All along, we were told that 99% of tumors found in the spinal cord were benign.  Well, as our luck had it, she has the most rare, most aggressive kind. It could not all be removed, and they found even more all up and down her spinal cord.  Glioblastoma Multiforme.  Huh? That is a brain tumor, in her spinal cord, and it is a stage 4.

We spent three whole weeks with Calli in the hospital PICU, oncology and rehab. They told us that she would never feel her left foot again, but three days after surgery she did.  They said she would need a brace for months, possibly a year or so, and she graduated out of it in just two days. They tell us that no matter what they do, she will die. Well, they have been wrong before, and we believe that Calli is a HERO, and a FIGHTER and she will prove them wrong again.
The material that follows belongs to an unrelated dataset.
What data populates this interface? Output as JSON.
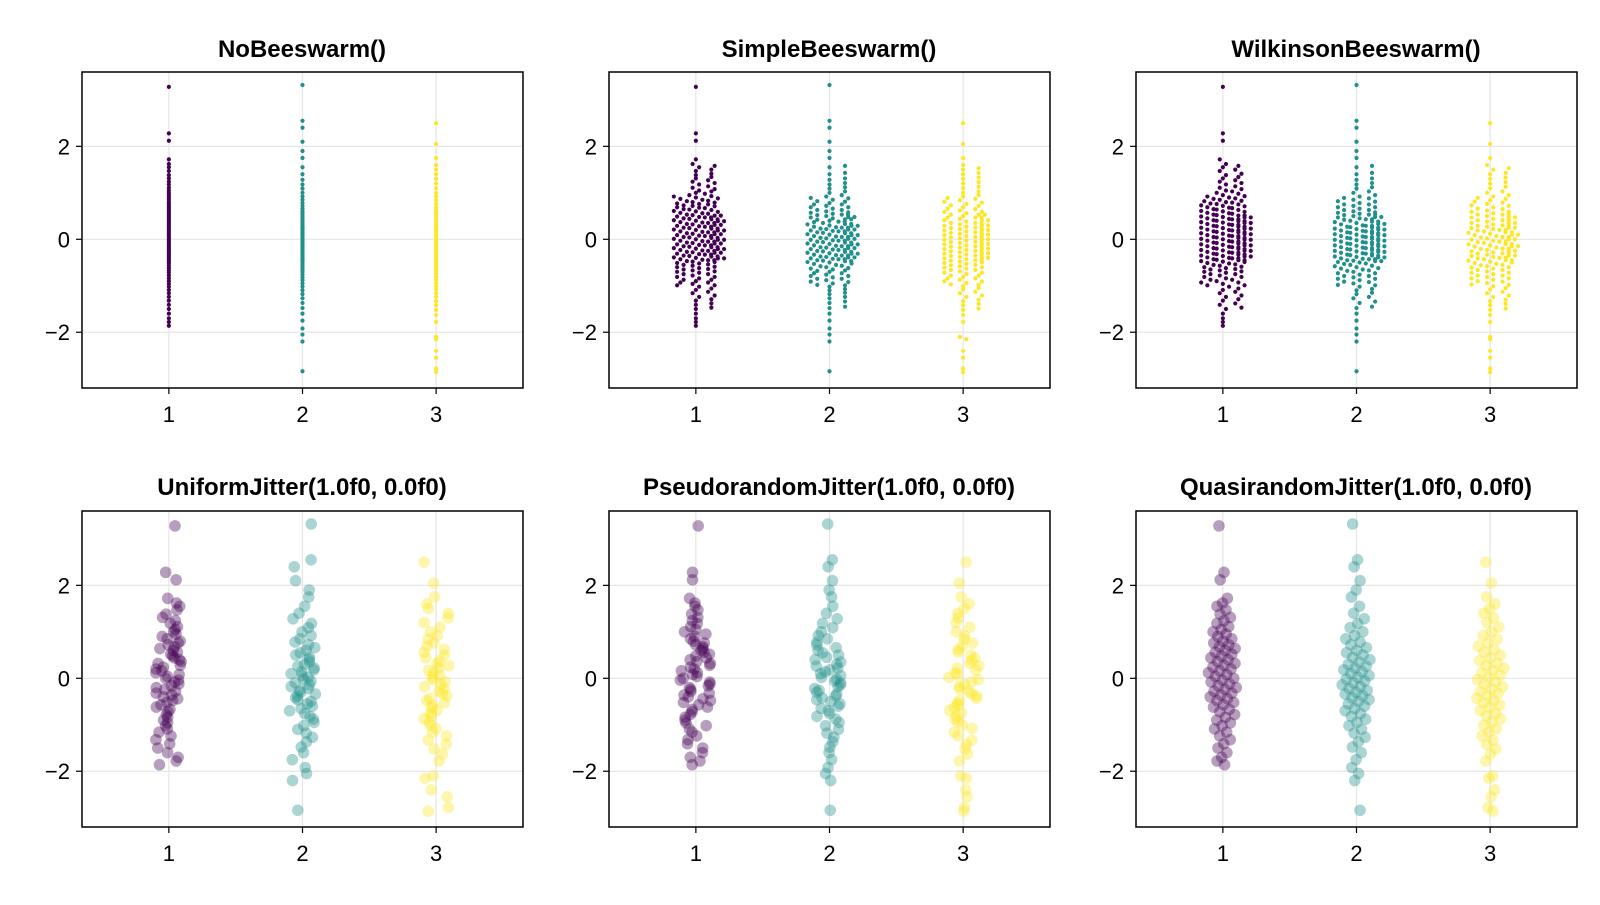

She has just finished 6 1/2 week of full cranio-spinal radiation, and Temodar chemotherapy.  We get a 6 week break, and then will have another MRI. Then what?  They say three different chemo drugs for a year. Then what?

Calli is my hero, she is strong, always upbeat, has never believed their diagnosis of death, and has proven that a positive attitude really changes you and heals you!  We are all believing and knowing that God will heal Calli.

Written by Lucy Derstine, Calli’s Mom
August 2011

Sadly, Calli passed away on July 4, 2012 at the age of 15.